Another answer is that chromatic dislocations are part of the artist’s signature style. Mosse takes scenes that possess intrinsic humanitarian drama — an armed soldier cradling an infant; a group of refugees huddled together on a raft; an aerial view of a scorched rainforest — and torques their coloration to make the scenes even starker. In interviews, he explains that his methods are intended to sidestep cliché and provide viewers something other than stale documentary images of crisis. But that rationale undersells the impact of much straightforward documentation, such as Burtynsky’s landscapes, and also assumes — similar to how high information voters often mistakenly assume that other voters have comparably high levels of political motivation and knowledge — that viewers are as steeped in such images as the documentarians producing them.
A more complex answer is that Mosse’s efforts to avoid cliché, while thoughtful in intent and suggestive in appearance, often exoticize their subjects. At their best, Tristes Tropiques’s landscapes possess a beauty that’s sinister in its deliberate artifice, such as the fuchsia tree line that snakes around a labyrinthine feedlot in “Intensive Cattle Feedlot, Rondônia” (2020). Other times, however, an abstract, frictionless beauty predominates, as in the pleasing peninsular forms and complementary oranges and blues of “Submerged Forest, Rondônia” (2020). Even when the mood is more wary, such as the splotchy purples and pinks of “Juvencio’s Mine, Pará” (2020), the snazzy visuals tend to amplify the foreignness of atrocities Western audiences may already be inclined to understand as remote. Tristes Tropiques’s aerial perspectives only accentuate this sense of alienation.

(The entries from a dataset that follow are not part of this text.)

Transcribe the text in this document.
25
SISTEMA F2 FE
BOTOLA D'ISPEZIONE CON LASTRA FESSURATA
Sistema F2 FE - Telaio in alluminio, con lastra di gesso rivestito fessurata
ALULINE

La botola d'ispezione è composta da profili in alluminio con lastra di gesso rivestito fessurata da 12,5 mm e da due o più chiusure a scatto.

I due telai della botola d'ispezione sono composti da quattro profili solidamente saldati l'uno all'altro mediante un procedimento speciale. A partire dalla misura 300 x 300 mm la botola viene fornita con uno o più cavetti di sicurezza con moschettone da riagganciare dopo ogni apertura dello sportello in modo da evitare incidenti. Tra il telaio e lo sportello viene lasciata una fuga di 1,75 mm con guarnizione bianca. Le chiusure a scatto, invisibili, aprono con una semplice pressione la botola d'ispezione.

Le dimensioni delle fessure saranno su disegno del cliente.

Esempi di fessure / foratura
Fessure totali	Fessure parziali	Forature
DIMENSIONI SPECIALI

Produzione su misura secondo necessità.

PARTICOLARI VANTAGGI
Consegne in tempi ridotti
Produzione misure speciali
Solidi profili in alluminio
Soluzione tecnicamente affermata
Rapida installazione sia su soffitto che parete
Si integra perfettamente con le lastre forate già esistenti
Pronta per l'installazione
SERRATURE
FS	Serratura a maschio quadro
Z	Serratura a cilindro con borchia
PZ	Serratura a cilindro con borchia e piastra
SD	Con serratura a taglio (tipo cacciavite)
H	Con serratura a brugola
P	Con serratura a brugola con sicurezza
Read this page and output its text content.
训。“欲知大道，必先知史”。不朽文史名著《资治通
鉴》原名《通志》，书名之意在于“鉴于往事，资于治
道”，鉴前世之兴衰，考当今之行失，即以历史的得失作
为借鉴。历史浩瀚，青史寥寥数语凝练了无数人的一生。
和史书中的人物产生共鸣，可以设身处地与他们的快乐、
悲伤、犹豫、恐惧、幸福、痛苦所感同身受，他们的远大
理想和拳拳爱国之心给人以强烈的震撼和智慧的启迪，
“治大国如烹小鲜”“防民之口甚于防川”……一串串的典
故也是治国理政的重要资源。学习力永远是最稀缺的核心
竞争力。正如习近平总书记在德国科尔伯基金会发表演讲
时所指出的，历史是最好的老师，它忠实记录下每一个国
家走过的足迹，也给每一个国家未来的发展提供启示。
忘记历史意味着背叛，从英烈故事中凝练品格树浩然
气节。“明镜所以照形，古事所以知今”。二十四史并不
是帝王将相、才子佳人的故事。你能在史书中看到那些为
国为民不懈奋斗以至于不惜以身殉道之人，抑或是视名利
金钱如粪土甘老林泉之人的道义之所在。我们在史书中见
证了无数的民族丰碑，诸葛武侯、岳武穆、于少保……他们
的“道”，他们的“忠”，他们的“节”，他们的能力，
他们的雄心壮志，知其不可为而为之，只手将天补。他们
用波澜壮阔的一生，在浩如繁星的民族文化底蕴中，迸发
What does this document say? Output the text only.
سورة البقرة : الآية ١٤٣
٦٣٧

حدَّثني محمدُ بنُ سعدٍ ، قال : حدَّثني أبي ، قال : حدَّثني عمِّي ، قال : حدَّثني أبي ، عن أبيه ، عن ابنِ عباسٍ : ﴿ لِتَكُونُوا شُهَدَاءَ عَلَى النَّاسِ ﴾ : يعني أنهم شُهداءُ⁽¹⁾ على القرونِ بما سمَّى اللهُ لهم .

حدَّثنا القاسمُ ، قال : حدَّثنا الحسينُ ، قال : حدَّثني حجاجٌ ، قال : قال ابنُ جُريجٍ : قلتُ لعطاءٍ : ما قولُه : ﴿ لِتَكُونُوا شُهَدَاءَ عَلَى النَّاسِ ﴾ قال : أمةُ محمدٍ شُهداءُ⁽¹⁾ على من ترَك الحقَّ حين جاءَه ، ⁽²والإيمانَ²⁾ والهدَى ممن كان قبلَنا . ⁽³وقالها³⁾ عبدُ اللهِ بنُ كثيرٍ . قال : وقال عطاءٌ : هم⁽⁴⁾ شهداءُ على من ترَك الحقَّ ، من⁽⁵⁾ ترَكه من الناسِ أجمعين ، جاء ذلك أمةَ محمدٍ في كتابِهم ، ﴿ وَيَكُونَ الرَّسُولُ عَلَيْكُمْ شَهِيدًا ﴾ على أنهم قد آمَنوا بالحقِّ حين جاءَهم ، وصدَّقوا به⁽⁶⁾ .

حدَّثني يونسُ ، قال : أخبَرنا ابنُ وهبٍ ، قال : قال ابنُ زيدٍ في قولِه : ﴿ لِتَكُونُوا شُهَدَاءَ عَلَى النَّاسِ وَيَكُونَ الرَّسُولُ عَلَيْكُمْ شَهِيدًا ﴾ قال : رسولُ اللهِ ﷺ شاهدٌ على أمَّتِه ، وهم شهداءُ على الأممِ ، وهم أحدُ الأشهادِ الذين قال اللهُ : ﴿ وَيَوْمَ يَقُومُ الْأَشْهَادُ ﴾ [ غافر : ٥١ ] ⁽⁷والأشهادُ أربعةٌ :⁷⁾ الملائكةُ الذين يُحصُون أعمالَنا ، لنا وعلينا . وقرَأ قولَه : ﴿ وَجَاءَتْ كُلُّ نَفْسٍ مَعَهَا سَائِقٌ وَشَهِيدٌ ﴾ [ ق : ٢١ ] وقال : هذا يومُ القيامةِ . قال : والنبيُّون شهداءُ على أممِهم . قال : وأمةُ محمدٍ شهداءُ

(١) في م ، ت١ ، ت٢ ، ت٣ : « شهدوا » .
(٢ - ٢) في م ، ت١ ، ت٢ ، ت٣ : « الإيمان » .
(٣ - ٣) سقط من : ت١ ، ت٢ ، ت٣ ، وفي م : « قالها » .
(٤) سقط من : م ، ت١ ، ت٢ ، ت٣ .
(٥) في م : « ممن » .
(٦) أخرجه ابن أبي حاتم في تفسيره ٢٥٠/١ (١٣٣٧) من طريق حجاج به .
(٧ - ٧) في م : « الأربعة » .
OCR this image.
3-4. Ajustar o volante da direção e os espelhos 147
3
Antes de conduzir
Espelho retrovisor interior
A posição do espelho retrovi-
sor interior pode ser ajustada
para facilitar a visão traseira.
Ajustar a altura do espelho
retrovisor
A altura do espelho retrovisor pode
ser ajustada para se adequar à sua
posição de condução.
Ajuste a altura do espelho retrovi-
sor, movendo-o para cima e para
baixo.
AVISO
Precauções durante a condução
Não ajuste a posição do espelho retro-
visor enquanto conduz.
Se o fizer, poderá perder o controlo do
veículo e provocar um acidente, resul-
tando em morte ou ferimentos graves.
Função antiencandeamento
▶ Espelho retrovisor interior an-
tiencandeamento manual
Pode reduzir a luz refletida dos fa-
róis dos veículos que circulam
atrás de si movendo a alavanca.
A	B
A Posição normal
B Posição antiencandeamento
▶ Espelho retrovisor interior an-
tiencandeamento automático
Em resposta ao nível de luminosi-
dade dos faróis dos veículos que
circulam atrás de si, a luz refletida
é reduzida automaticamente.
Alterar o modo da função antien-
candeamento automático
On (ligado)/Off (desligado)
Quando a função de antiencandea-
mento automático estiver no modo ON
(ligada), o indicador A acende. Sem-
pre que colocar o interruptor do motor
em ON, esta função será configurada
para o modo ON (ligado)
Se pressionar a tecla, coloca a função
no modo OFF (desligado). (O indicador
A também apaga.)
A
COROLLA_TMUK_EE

The exhibition’s title, an allusion to anthropologist Claude Levi-Strauss’s eponymous 1955 memoir, feels telling. The book has been a staple of college surveys for generations, typically taught as an important link between structuralist and poststructuralist sensibilities. When you read Tristes Tropiques beyond just anthology excerpts, the book is wildly heterogeneous, in terms of both its contents (from gritty travelogue to high academic theory) and the politics of its methodologies (rejecting certain colonialist assumptions of previous anthropologists while at the same time holding onto its own colonialist stereotypes). Just as Levi-Strauss’s book is an uneven, self-reflexive meditation on how and why our species studies itself, Mosse’s exhibition is an uneven, self-reflexive investigation of how and why our species visually documents its destructiveness. The effort helps move the conversation forward, even when it doesn’t entirely hit the mark.
Richard Mosse: Tristes Tropiques continues at Jack Shainman Gallery until May 15.